Sophia, hoje com 10 anos, consome a papinha por meio de sonda devido a vômitos, refluxo e risco de broncoaspiração. Ester, de pouco mais de um ano, participa ativamente da rotina familiar. A família manteve contato com a imprensa desde o nascimento de Sophia, acompanhando o desenvolvimento e as mudanças na vida cotidiana em Campina Grande.
A jovem mãe, Ianka, recorda o abandono do pai de Sophia quando ainda era adolescente, e como a situação motivou uma nova etapa de vida ao lado de Vitor, que adotou a menina. O casamento aconteceu em 2023, e a família vem reconstruindo ganhos financeiros por meio de uma indenização prevista pela legislação que trata da síndrome congênita associada ao vírus da zika.
Indenização e impactos financeiros
Com a vigência do PL 6064/23, a família passou a receber R$ 50 mil de indenização e uma pensão vitalícia no teto da Previdência, hoje de aproximadamente R$ 8.475,55. A renda adicional permitiu ampliar a alimentação, manter o negócio familiar e custear parte da fisioterapia em casa.
Ianka comenta que a indenização ajudou a viabilizar recursos que antes não estavam disponíveis, especialmente para itens de saúde e bem-estar de Sophia. O benefício também impulsionou a permanência da família no próprio lar, reduzindo custos com deslocamentos para o Ipesq.
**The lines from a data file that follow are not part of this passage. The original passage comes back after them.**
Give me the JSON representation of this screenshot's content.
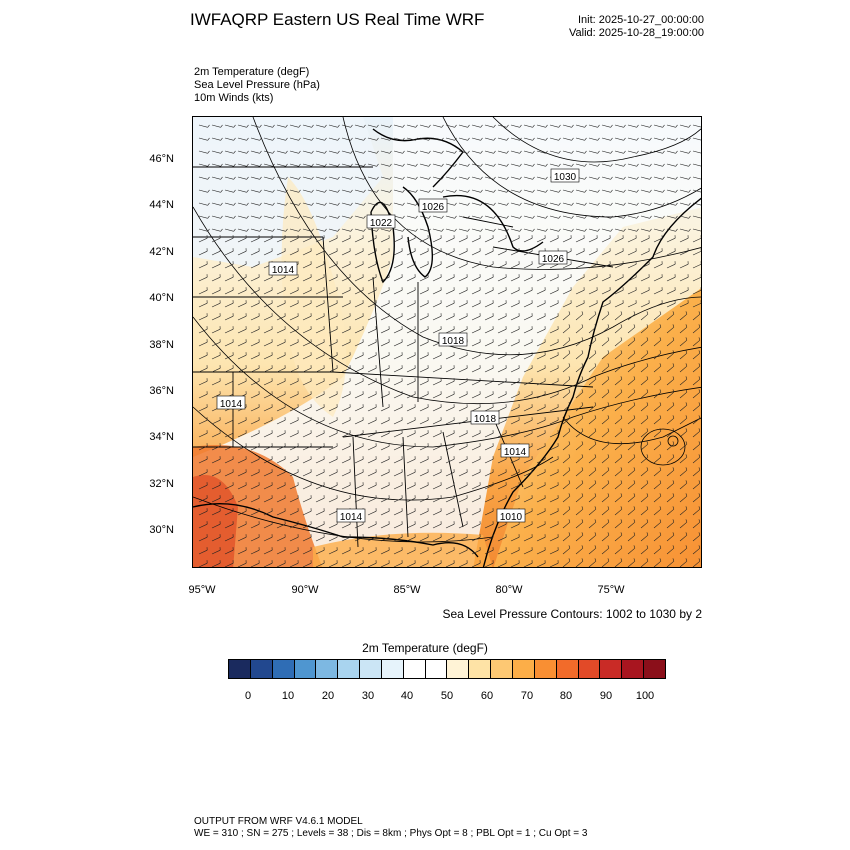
{
  "header": {
    "title": "IWFAQRP Eastern US Real Time WRF",
    "init": "Init: 2025-10-27_00:00:00",
    "valid": "Valid: 2025-10-28_19:00:00"
  },
  "fields": [
    "2m Temperature   (degF)",
    "Sea Level Pressure   (hPa)",
    "10m Winds   (kts)"
  ],
  "map": {
    "lat_ticks": [
      "46°N",
      "44°N",
      "42°N",
      "40°N",
      "38°N",
      "36°N",
      "34°N",
      "32°N",
      "30°N"
    ],
    "lon_ticks": [
      "95°W",
      "90°W",
      "85°W",
      "80°W",
      "75°W"
    ],
    "pressure_labels": [
      "1030",
      "1026",
      "1022",
      "1026",
      "1014",
      "1018",
      "1014",
      "1018",
      "1014",
      "1014",
      "1010"
    ],
    "contour_note": "Sea Level Pressure Contours: 1002 to 1030 by 2"
  },
  "colorbar": {
    "title": "2m Temperature  (degF)",
    "ticks": [
      "0",
      "10",
      "20",
      "30",
      "40",
      "50",
      "60",
      "70",
      "80",
      "90",
      "100"
    ],
    "colors": [
      "#1a2a5e",
      "#22488f",
      "#2f6db5",
      "#4f96d0",
      "#7db8e2",
      "#a9d4ef",
      "#cbe5f5",
      "#e6f3fb",
      "#ffffff",
      "#ffffff",
      "#fff3d6",
      "#fee3a6",
      "#fdc873",
      "#fcae48",
      "#f98f33",
      "#f26b2a",
      "#e24a28",
      "#c92b26",
      "#a8151f",
      "#8b0f1a"
    ]
  },
  "footer": {
    "line1": "OUTPUT FROM WRF V4.6.1 MODEL",
    "line2": "WE = 310 ; SN = 275 ; Levels = 38 ; Dis = 8km ; Phys Opt = 8 ; PBL Opt = 1 ; Cu Opt = 3"
  }
}
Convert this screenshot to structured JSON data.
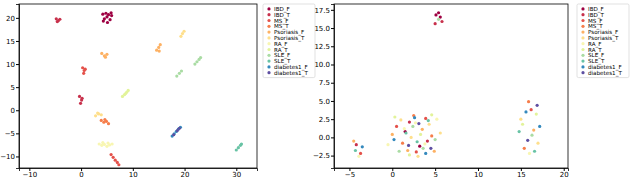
{
  "chart_data": [
    {
      "type": "scatter",
      "legend": "right",
      "xlim": [
        -12,
        34
      ],
      "ylim": [
        -12.5,
        23
      ],
      "xticks": [
        {
          "value": -10,
          "label": "−10"
        },
        0,
        10,
        20,
        30
      ],
      "yticks": [
        {
          "value": -10,
          "label": "−10"
        },
        {
          "value": -5,
          "label": "−5"
        },
        0,
        5,
        10,
        15,
        20
      ],
      "series": [
        {
          "name": "IBD_F",
          "color": "#9e0142",
          "x": [
            4.2,
            4.8,
            5.3,
            5.9,
            4.5,
            5.6,
            5.0,
            4.3,
            5.8,
            5.1
          ],
          "values": [
            20.8,
            21.0,
            20.7,
            20.5,
            19.8,
            19.6,
            20.2,
            19.3,
            21.1,
            19.0
          ]
        },
        {
          "name": "IBD_T",
          "color": "#c8314c",
          "x": [
            -4.8,
            -4.4,
            -4.1,
            -4.6,
            -0.3,
            0.1,
            -0.1,
            0.2
          ],
          "values": [
            19.8,
            19.4,
            19.7,
            19.2,
            3.0,
            2.2,
            1.5,
            2.6
          ]
        },
        {
          "name": "MS_F",
          "color": "#e4514a",
          "x": [
            0.3,
            0.6,
            0.5,
            0.8,
            5.8,
            6.2,
            6.6,
            7.0,
            7.3
          ],
          "values": [
            9.2,
            8.6,
            8.0,
            8.9,
            -9.6,
            -10.2,
            -10.8,
            -11.3,
            -11.8
          ]
        },
        {
          "name": "MS_T",
          "color": "#f67d4a",
          "x": [
            3.9,
            4.4,
            4.9,
            5.3,
            4.6
          ],
          "values": [
            -2.2,
            -2.6,
            -2.4,
            -2.9,
            -2.0
          ]
        },
        {
          "name": "Psoriasis_F",
          "color": "#fdb163",
          "x": [
            14.6,
            15.0,
            15.3,
            15.1,
            4.0,
            4.5,
            5.0,
            4.7
          ],
          "values": [
            13.0,
            13.6,
            14.2,
            12.8,
            12.3,
            11.8,
            12.1,
            11.5
          ]
        },
        {
          "name": "Psoriasis_T",
          "color": "#fedf8c",
          "x": [
            2.8,
            3.4,
            3.9,
            3.2,
            19.3,
            19.6,
            19.9
          ],
          "values": [
            -1.2,
            -0.8,
            -1.0,
            -0.6,
            16.0,
            16.6,
            17.1
          ]
        },
        {
          "name": "RA_F",
          "color": "#f8f6b2",
          "x": [
            3.5,
            4.0,
            4.5,
            5.0,
            5.5,
            6.0,
            4.2,
            5.2
          ],
          "values": [
            -7.3,
            -7.6,
            -7.4,
            -7.8,
            -7.5,
            -7.3,
            -7.0,
            -7.1
          ]
        },
        {
          "name": "RA_T",
          "color": "#e2f39a",
          "x": [
            8.0,
            8.4,
            8.8,
            9.1,
            8.6
          ],
          "values": [
            3.0,
            3.4,
            3.9,
            4.3,
            3.6
          ]
        },
        {
          "name": "SLE_F",
          "color": "#aadca4",
          "x": [
            18.5,
            19.0,
            19.4,
            22.0,
            22.4,
            22.8,
            23.1
          ],
          "values": [
            7.4,
            8.0,
            8.5,
            10.0,
            10.5,
            11.0,
            11.4
          ]
        },
        {
          "name": "SLE_T",
          "color": "#68c3a5",
          "x": [
            30.0,
            30.4,
            30.8,
            31.0
          ],
          "values": [
            -8.6,
            -8.1,
            -7.6,
            -7.3
          ]
        },
        {
          "name": "diabetes1_F",
          "color": "#3489bd",
          "x": [
            17.6,
            18.0,
            18.4,
            18.8,
            19.2
          ],
          "values": [
            -5.6,
            -5.1,
            -4.6,
            -4.1,
            -3.7
          ]
        },
        {
          "name": "diabetes1_T",
          "color": "#5e4fa2",
          "x": [
            17.9,
            18.6,
            19.0
          ],
          "values": [
            -5.3,
            -4.4,
            -3.9
          ]
        }
      ]
    },
    {
      "type": "scatter",
      "legend": "right",
      "xlim": [
        -6.8,
        20.5
      ],
      "ylim": [
        -4.2,
        18.3
      ],
      "xticks": [
        {
          "value": -5,
          "label": "−5"
        },
        0,
        5,
        10,
        15,
        20
      ],
      "yticks": [
        {
          "value": -2.5,
          "label": "−2.5"
        },
        {
          "value": 0,
          "label": "0.0"
        },
        2.5,
        {
          "value": 5,
          "label": "5.0"
        },
        7.5,
        {
          "value": 10,
          "label": "10.0"
        },
        12.5,
        {
          "value": 15,
          "label": "15.0"
        },
        17.5
      ],
      "series": [
        {
          "name": "IBD_F",
          "color": "#9e0142",
          "x": [
            5.1,
            5.4,
            5.6,
            1.5,
            3.2
          ],
          "values": [
            16.8,
            17.1,
            16.5,
            0.8,
            -1.2
          ]
        },
        {
          "name": "IBD_T",
          "color": "#c8314c",
          "x": [
            5.0,
            5.8,
            2.0,
            4.1,
            -4.2
          ],
          "values": [
            15.6,
            15.9,
            2.1,
            -0.5,
            -1.0
          ]
        },
        {
          "name": "MS_F",
          "color": "#e4514a",
          "x": [
            0.5,
            2.8,
            3.9,
            16.2,
            -3.7
          ],
          "values": [
            1.5,
            -2.0,
            2.6,
            3.8,
            -2.2
          ]
        },
        {
          "name": "MS_T",
          "color": "#f67d4a",
          "x": [
            1.2,
            2.5,
            4.6,
            15.4,
            15.9
          ],
          "values": [
            -0.8,
            3.0,
            0.2,
            -1.5,
            4.9
          ]
        },
        {
          "name": "Psoriasis_F",
          "color": "#fdb163",
          "x": [
            0.0,
            1.8,
            3.5,
            4.9,
            16.5,
            -4.5
          ],
          "values": [
            0.4,
            -1.8,
            1.1,
            -1.9,
            1.0,
            -0.5
          ]
        },
        {
          "name": "Psoriasis_T",
          "color": "#fedf8c",
          "x": [
            1.0,
            2.2,
            3.0,
            4.3,
            5.6,
            15.0,
            17.0
          ],
          "values": [
            2.4,
            0.0,
            -2.6,
            1.8,
            0.6,
            2.5,
            -0.8
          ]
        },
        {
          "name": "RA_F",
          "color": "#f8f6b2",
          "x": [
            -0.5,
            1.4,
            2.7,
            3.8,
            5.2,
            16.0,
            -3.9
          ],
          "values": [
            -1.0,
            1.2,
            2.0,
            -0.9,
            2.5,
            -2.2,
            -2.6
          ]
        },
        {
          "name": "RA_T",
          "color": "#e2f39a",
          "x": [
            0.3,
            2.0,
            3.3,
            4.6,
            15.2,
            16.8
          ],
          "values": [
            2.8,
            -2.4,
            0.4,
            3.1,
            1.8,
            3.2
          ]
        },
        {
          "name": "SLE_F",
          "color": "#aadca4",
          "x": [
            0.8,
            2.4,
            3.6,
            5.0,
            16.3,
            5.4
          ],
          "values": [
            -1.9,
            1.5,
            -1.5,
            -0.3,
            0.3,
            16.2
          ]
        },
        {
          "name": "SLE_T",
          "color": "#68c3a5",
          "x": [
            1.6,
            2.9,
            4.2,
            14.8,
            16.6,
            -4.3
          ],
          "values": [
            0.6,
            -0.6,
            2.3,
            0.8,
            -1.9,
            -1.8
          ]
        },
        {
          "name": "diabetes1_F",
          "color": "#3489bd",
          "x": [
            0.2,
            2.6,
            3.9,
            15.6,
            17.2,
            -3.5
          ],
          "values": [
            -0.3,
            2.7,
            -2.2,
            3.5,
            1.5,
            -1.3
          ]
        },
        {
          "name": "diabetes1_T",
          "color": "#5e4fa2",
          "x": [
            1.9,
            3.1,
            4.5,
            15.8,
            16.9
          ],
          "values": [
            -1.1,
            1.9,
            -1.5,
            -0.4,
            4.4
          ]
        }
      ]
    }
  ]
}
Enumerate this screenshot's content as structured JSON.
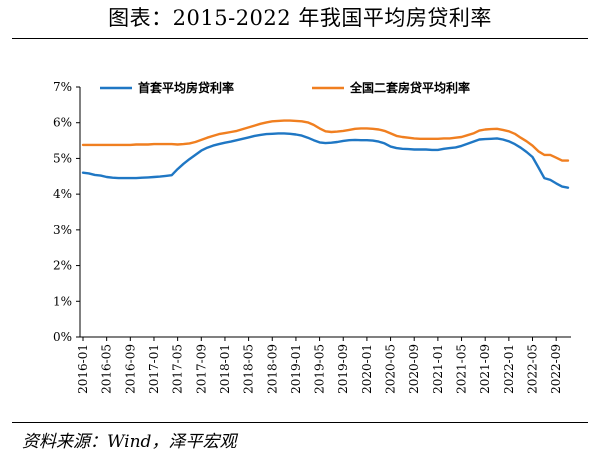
{
  "header": {
    "title": "图表：2015-2022 年我国平均房贷利率"
  },
  "footer": {
    "source": "资料来源：Wind，泽平宏观"
  },
  "colors": {
    "series_primary": "#1f77c4",
    "series_secondary": "#f07f20",
    "axis": "#000000"
  },
  "chart_data": {
    "type": "line",
    "title": "",
    "xlabel": "",
    "ylabel": "",
    "ylim": [
      0,
      7
    ],
    "yticks": [
      "0%",
      "1%",
      "2%",
      "3%",
      "4%",
      "5%",
      "6%",
      "7%"
    ],
    "grid": false,
    "legend_position": "top",
    "x_tick_labels": [
      "2016-01",
      "2016-05",
      "2016-09",
      "2017-01",
      "2017-05",
      "2017-09",
      "2018-01",
      "2018-05",
      "2018-09",
      "2019-01",
      "2019-05",
      "2019-09",
      "2020-01",
      "2020-05",
      "2020-09",
      "2021-01",
      "2021-05",
      "2021-09",
      "2022-01",
      "2022-05",
      "2022-09"
    ],
    "x": [
      "2016-01",
      "2016-02",
      "2016-03",
      "2016-04",
      "2016-05",
      "2016-06",
      "2016-07",
      "2016-08",
      "2016-09",
      "2016-10",
      "2016-11",
      "2016-12",
      "2017-01",
      "2017-02",
      "2017-03",
      "2017-04",
      "2017-05",
      "2017-06",
      "2017-07",
      "2017-08",
      "2017-09",
      "2017-10",
      "2017-11",
      "2017-12",
      "2018-01",
      "2018-02",
      "2018-03",
      "2018-04",
      "2018-05",
      "2018-06",
      "2018-07",
      "2018-08",
      "2018-09",
      "2018-10",
      "2018-11",
      "2018-12",
      "2019-01",
      "2019-02",
      "2019-03",
      "2019-04",
      "2019-05",
      "2019-06",
      "2019-07",
      "2019-08",
      "2019-09",
      "2019-10",
      "2019-11",
      "2019-12",
      "2020-01",
      "2020-02",
      "2020-03",
      "2020-04",
      "2020-05",
      "2020-06",
      "2020-07",
      "2020-08",
      "2020-09",
      "2020-10",
      "2020-11",
      "2020-12",
      "2021-01",
      "2021-02",
      "2021-03",
      "2021-04",
      "2021-05",
      "2021-06",
      "2021-07",
      "2021-08",
      "2021-09",
      "2021-10",
      "2021-11",
      "2021-12",
      "2022-01",
      "2022-02",
      "2022-03",
      "2022-04",
      "2022-05",
      "2022-06",
      "2022-07",
      "2022-08",
      "2022-09",
      "2022-10",
      "2022-11"
    ],
    "series": [
      {
        "name": "首套平均房贷利率",
        "values": [
          4.6,
          4.58,
          4.54,
          4.52,
          4.48,
          4.46,
          4.45,
          4.45,
          4.45,
          4.45,
          4.46,
          4.47,
          4.48,
          4.49,
          4.51,
          4.53,
          4.7,
          4.85,
          4.98,
          5.1,
          5.22,
          5.3,
          5.36,
          5.4,
          5.44,
          5.47,
          5.51,
          5.55,
          5.59,
          5.63,
          5.66,
          5.68,
          5.69,
          5.7,
          5.7,
          5.69,
          5.67,
          5.64,
          5.58,
          5.51,
          5.45,
          5.43,
          5.44,
          5.46,
          5.49,
          5.51,
          5.52,
          5.51,
          5.51,
          5.5,
          5.47,
          5.42,
          5.33,
          5.29,
          5.27,
          5.26,
          5.25,
          5.25,
          5.25,
          5.24,
          5.24,
          5.27,
          5.29,
          5.31,
          5.35,
          5.41,
          5.47,
          5.53,
          5.54,
          5.55,
          5.56,
          5.53,
          5.48,
          5.4,
          5.3,
          5.18,
          5.04,
          4.75,
          4.45,
          4.4,
          4.3,
          4.21,
          4.18
        ]
      },
      {
        "name": "全国二套房贷平均利率",
        "values": [
          5.38,
          5.38,
          5.38,
          5.38,
          5.38,
          5.38,
          5.38,
          5.38,
          5.38,
          5.39,
          5.39,
          5.39,
          5.4,
          5.4,
          5.4,
          5.4,
          5.39,
          5.4,
          5.42,
          5.46,
          5.52,
          5.58,
          5.63,
          5.68,
          5.71,
          5.74,
          5.77,
          5.82,
          5.87,
          5.92,
          5.97,
          6.01,
          6.04,
          6.05,
          6.06,
          6.06,
          6.05,
          6.04,
          6.01,
          5.94,
          5.84,
          5.76,
          5.74,
          5.75,
          5.77,
          5.8,
          5.83,
          5.84,
          5.84,
          5.83,
          5.81,
          5.77,
          5.7,
          5.63,
          5.6,
          5.58,
          5.56,
          5.55,
          5.55,
          5.55,
          5.55,
          5.56,
          5.56,
          5.58,
          5.6,
          5.65,
          5.7,
          5.78,
          5.81,
          5.82,
          5.83,
          5.8,
          5.76,
          5.69,
          5.58,
          5.48,
          5.36,
          5.2,
          5.1,
          5.1,
          5.02,
          4.94,
          4.94
        ]
      }
    ]
  }
}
Segundo o INSS, 1.889 famílias já receberam indenização, 846 aguardam decisão e 1.850 recebem pensões vitais. Há casos de negativa de benefício, com possibilidade de recurso ou novo pedido para quem discorda da decisão.
Desafios e avanços
O cotidiano da família inclui reformas na casa para ampliar o espaço destinado à fisioterapia de Sophia e facilitar a mobilidade, além de manter Ester integrada ao núcleo familiar. A escoliose da menina agrava a necessidade de apoio contínuo, e apenas Vitor consegue carregá-la com segurança.
Ianka também relata receios sobre o impacto emocional da Zika, especialmente em ultrassons de gestações subsequentes, que mantiveram o miedo de novas complicações. Mesmo assim, a confirmação clínica de que o cérebro de Ester e Efraim estava normal trouxe alívio.
A mãe reforça que o cuidado com Sophia continua exigente, mas com o apoio recente a vida da família ganhou maior estabilidade. O objetivo é manter o bem-estar da filha e equilibrar as responsabilidades entre os filhos.